The economic question, though, is not only about how impressive solar technology is, but whether the cost of producing, installing, and maintaining solar panels can be justified based on their direct benefits to consumers. Environmental activists and opportunistic politicians and the solar lobby obscured the answer to this question by asserting massive indirect benefits for the climate from solar energy and subsidizing solar installation at every opportunity they could find — which leads to my story.

Solar power (and wind power for that matter) has several major problems as a large-scale source of electricity for the grid. The most important problem is its intermittent nature. Solar panels don’t generate electricity at night. Nor do they generate much when it is cloudy. Furthermore, power generation is unreliable — it changes over seasons and can’t be dialed up or dialed down based on people’s demand for electricity — such as during severe weather events. The main way to deal with this problem entails massive energy storage (in effect, giant batteries) that are prohibitively expensive to build at scale.

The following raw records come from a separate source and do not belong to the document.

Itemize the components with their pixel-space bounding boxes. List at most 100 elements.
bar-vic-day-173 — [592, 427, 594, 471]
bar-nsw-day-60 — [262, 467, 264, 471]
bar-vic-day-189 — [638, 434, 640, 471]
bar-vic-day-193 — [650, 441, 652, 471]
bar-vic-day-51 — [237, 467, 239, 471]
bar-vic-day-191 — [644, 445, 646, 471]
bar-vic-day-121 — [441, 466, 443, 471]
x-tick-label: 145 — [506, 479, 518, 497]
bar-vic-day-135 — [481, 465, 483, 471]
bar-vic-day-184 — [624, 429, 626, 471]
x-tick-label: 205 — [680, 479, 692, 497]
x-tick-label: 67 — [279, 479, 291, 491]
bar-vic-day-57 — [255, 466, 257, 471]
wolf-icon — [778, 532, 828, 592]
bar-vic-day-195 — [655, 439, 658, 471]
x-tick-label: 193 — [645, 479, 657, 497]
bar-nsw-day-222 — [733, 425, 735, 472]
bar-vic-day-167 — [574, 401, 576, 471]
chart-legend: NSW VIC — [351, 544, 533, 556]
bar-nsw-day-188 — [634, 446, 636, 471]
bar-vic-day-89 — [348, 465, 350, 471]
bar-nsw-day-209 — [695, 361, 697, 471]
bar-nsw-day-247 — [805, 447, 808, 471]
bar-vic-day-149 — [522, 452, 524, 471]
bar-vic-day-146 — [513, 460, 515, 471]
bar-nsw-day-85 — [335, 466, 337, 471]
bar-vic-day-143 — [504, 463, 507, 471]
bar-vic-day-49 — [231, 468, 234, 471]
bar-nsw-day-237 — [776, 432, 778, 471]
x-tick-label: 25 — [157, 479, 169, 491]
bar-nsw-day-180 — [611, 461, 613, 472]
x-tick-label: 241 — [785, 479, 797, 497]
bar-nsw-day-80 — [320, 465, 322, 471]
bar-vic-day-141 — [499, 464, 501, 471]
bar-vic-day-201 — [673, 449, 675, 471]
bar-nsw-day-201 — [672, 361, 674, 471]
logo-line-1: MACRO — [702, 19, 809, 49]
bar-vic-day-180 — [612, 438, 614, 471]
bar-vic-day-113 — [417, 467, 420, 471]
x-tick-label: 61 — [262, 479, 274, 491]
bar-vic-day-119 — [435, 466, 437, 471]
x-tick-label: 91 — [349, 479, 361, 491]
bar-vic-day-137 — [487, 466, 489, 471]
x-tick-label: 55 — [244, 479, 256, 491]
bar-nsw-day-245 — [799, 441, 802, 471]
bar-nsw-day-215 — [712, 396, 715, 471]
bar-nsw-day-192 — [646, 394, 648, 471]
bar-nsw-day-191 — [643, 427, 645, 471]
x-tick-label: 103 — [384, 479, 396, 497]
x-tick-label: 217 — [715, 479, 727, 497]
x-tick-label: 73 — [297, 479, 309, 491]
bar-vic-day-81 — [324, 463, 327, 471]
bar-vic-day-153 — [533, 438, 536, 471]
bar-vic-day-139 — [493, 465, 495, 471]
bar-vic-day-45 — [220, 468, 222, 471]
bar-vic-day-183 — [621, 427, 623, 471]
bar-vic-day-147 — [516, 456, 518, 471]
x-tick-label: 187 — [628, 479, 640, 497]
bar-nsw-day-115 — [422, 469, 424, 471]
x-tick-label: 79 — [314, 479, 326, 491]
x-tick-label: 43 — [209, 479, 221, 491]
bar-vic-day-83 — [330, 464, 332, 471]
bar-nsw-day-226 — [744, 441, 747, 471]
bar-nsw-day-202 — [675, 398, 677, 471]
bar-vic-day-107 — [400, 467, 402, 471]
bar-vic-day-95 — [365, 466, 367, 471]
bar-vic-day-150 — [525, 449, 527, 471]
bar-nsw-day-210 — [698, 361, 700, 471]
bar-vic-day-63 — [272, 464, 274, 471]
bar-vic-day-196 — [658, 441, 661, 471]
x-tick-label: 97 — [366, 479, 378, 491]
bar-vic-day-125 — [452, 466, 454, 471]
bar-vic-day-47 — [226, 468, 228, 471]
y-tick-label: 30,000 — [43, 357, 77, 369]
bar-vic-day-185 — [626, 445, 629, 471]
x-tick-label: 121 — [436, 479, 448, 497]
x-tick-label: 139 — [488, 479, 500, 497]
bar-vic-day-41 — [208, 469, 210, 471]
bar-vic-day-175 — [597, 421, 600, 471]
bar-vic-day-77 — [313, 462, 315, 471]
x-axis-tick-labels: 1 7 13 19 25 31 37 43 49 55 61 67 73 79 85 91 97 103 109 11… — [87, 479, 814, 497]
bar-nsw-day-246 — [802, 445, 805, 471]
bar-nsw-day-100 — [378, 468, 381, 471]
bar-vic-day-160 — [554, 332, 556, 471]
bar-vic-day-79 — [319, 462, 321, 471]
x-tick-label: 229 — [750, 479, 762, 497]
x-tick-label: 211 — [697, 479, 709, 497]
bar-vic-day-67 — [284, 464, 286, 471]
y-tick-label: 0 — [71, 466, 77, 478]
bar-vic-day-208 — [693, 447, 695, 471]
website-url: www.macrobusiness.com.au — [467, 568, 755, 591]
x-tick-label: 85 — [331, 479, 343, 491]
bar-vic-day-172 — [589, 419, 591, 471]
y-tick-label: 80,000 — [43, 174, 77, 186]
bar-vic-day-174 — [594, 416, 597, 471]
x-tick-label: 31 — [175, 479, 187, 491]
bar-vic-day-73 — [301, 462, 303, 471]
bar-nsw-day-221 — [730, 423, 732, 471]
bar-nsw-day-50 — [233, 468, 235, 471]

Another oft-overlooked problem is the cost of transmission. The best locations for solar power installations are not necessarily near places with high demand for electricity. In fact, cities with high demand for electricity also have much higher opportunity costs for land than rural areas. But building transmission lines is expensive and not usually factored into the cost/benefit analysis of solar installations because regulators require utility companies (really their rate payers) to foot the bill of building transmission lines.

The explosion of solar energy has been driven by heavy government subsidization around the world. As those subsidies dry up or are cut off, such as with the current administration’s freezing of Inflation Reduction Act funds or the Big Beautiful Bill’s aggressive retiring of renewable energy subsidies, the cost/benefit calculus for solar changes, too. There will still be a market for solar energy without subsidies. It will just be much smaller. If that’s the case, we can expect stormy skies ahead for solar companies of all stripes. Sunnova’s bankruptcy is likely the beginning, rather than the end, of solar investors’ troubles.